Aside from the length of this three-hour play, what is striking about the Almeida’s Three Sisters, written in 1901 by Anton Chekhov and audaciously revised by Cordelia Lynn, is the youth of the three protagonists. Chekhov did in fact cast the sisters in their twenties. Irina (Ria Zmitrowicz) only just twenty and indignant about being treated as pet child, Masha (Pearl Chanda) twenty-three, already married and regretting her impetuous choice and Olga (Patsy Ferran) their elder sister, a stately twenty-eight, motherly and resigned to her lot. Indeed, Zmitrowicz, Chanda and Ferran give a youthful charge to Rebecca Frecknall’s production that isn’t typical of a perennial classic.
By Anton Chekhov
In a version by Cordelia Lynn
Directed by Rebecca Frecknall
Cast: Ria Zmitrowicz, Pearl Chanda, Patsy Ferran
Photographs: Marc Brenner
6 April – 1 June
“Pathos and futility are cleverly brought to the stage by a passionate cast under Rebecca Frecknall’s direction.”

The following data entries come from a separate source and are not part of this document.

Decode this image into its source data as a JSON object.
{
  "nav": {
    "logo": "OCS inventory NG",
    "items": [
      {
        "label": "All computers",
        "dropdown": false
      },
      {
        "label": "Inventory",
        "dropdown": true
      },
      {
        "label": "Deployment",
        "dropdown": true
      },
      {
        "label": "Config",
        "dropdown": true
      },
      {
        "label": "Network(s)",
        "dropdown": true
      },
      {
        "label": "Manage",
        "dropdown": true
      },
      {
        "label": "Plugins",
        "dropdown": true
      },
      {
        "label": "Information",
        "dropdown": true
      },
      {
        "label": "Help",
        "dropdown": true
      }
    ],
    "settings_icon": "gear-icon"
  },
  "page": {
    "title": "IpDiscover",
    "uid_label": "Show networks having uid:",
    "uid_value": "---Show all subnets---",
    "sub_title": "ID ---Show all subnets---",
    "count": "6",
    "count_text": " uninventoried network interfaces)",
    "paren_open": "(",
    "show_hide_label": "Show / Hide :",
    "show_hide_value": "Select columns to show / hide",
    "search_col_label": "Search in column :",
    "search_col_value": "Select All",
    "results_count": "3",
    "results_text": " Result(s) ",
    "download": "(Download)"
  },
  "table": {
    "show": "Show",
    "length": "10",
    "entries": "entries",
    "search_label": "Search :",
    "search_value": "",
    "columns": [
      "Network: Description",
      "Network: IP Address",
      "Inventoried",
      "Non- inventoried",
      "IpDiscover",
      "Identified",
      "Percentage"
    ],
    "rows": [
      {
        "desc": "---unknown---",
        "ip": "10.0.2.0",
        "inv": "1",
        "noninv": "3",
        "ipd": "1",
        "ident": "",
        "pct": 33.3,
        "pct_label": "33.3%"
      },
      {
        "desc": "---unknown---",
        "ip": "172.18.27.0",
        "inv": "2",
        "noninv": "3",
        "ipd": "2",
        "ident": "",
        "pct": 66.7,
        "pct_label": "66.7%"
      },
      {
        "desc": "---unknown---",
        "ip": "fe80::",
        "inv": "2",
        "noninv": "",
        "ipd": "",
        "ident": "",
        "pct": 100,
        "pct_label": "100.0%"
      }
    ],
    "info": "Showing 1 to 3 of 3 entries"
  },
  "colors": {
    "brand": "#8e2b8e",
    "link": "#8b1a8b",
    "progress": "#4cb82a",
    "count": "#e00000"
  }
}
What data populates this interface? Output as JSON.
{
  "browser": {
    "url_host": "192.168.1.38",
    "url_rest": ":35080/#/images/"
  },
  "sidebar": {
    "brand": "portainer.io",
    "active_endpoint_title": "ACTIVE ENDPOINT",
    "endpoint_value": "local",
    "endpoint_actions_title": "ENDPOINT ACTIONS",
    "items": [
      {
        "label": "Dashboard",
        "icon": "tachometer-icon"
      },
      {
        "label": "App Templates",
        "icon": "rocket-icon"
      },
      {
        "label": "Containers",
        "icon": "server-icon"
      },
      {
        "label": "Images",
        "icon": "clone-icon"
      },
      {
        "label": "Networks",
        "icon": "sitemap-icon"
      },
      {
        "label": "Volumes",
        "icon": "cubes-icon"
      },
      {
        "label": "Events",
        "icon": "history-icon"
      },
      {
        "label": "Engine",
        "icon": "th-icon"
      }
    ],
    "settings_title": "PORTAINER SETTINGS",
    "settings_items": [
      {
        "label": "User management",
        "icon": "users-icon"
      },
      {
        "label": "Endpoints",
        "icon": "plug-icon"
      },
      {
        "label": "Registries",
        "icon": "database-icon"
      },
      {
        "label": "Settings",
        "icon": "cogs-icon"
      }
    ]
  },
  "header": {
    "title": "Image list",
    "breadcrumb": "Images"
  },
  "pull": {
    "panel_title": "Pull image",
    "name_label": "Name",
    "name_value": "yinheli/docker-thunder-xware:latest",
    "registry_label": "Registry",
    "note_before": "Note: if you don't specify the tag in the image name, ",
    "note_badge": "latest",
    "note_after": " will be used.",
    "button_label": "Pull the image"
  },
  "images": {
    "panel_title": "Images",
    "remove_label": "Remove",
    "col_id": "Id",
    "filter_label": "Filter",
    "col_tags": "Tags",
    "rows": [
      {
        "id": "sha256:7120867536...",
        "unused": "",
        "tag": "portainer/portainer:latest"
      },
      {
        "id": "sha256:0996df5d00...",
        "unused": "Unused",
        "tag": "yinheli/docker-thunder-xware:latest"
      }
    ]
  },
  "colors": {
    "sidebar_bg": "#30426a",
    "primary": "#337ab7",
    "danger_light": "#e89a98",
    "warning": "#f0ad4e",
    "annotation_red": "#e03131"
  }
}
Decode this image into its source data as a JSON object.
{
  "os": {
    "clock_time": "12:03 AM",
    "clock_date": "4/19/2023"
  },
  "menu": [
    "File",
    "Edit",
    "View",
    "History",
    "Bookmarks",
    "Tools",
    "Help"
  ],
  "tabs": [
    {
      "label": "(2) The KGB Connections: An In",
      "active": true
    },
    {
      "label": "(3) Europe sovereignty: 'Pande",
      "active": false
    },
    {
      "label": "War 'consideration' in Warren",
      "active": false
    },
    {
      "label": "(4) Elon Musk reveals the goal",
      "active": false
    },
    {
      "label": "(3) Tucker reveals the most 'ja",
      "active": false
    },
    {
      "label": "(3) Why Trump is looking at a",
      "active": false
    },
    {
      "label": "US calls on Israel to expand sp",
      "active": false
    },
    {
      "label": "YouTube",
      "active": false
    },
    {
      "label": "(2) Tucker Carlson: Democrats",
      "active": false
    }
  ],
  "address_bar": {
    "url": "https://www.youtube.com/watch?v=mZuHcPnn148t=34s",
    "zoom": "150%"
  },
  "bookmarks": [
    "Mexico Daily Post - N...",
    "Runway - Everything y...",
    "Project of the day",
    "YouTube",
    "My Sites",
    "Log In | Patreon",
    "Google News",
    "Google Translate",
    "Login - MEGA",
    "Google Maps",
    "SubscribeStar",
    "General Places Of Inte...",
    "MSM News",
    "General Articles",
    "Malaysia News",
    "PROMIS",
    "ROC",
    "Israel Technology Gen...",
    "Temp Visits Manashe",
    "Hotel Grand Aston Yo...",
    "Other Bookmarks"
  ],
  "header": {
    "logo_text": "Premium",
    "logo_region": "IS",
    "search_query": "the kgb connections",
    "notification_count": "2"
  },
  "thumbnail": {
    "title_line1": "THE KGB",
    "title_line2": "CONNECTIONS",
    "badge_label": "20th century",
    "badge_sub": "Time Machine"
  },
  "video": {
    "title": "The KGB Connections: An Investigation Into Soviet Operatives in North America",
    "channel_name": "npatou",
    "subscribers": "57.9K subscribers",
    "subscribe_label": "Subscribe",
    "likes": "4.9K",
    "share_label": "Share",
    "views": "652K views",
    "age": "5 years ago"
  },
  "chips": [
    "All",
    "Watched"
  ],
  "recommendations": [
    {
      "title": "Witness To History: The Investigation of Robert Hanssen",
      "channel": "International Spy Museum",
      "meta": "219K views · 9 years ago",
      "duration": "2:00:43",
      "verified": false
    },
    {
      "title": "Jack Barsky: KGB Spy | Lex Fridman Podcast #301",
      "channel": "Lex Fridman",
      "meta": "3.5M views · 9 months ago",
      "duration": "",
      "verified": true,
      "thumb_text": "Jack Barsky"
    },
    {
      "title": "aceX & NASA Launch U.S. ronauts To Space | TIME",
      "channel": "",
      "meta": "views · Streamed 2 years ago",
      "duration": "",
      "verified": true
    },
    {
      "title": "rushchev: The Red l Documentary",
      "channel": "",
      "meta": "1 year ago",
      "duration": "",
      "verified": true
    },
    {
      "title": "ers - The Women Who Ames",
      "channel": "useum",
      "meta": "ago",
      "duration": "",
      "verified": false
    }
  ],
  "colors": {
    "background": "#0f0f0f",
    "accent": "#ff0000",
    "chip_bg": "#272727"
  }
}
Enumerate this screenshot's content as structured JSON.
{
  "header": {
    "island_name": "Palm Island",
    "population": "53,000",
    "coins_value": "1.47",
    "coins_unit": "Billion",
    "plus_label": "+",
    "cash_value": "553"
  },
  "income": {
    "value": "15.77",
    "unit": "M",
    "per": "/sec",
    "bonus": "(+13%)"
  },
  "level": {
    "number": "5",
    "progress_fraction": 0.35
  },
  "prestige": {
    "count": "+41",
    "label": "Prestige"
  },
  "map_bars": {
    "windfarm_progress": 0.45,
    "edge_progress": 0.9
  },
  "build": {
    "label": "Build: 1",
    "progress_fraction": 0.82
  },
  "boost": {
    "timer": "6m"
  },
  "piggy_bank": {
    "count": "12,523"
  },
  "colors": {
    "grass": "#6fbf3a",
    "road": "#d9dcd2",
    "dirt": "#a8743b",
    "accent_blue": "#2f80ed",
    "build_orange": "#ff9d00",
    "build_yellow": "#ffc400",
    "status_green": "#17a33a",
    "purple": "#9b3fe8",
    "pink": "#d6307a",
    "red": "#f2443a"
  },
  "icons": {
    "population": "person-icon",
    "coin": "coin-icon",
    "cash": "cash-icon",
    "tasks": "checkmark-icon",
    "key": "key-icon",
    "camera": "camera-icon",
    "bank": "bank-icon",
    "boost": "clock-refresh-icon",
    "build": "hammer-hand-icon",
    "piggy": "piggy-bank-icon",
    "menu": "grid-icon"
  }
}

At times the hyper despair and repeated longing to leave the dull provinces for Moscow is waring and exacerbated by Lynn’s adaptation of the script using contemporary English with plenty of rising inflection (uptalk) from the women and expletives all round. The battalion stationed locally - who are eventually redeployed - is also mostly comprised of young men and they charge about and leap on and off the stage with as much youthful melodrama as the sisters and their prodigal but doomed brother Andrey (Freddie Meredith). To be fair, the incessant wretchedness of Cherbutykin (Alan Williams) - the older doctor and family friend who bemoans quite understandably about drinking his life away – is just as intense. And of course, Masha’s mature love interest “the love sick major” (Peter McDonald) is full of desolation, despite Chekhov’s attempts to pepper his monologues with hope for future generations. The contrast of the older men, who have experienced so much more of life and its limitations, highlights the young sister’s despair in not being able to effect change.
The pathos and futility are cleverly brought to the stage by a passionate cast under Rebecca Frecknall’s direction. And it must be added, Cordelia Lynn doesn’t neglect Chekhov’s wit and worldly insight into this version of the ever brilliant Three Sisters.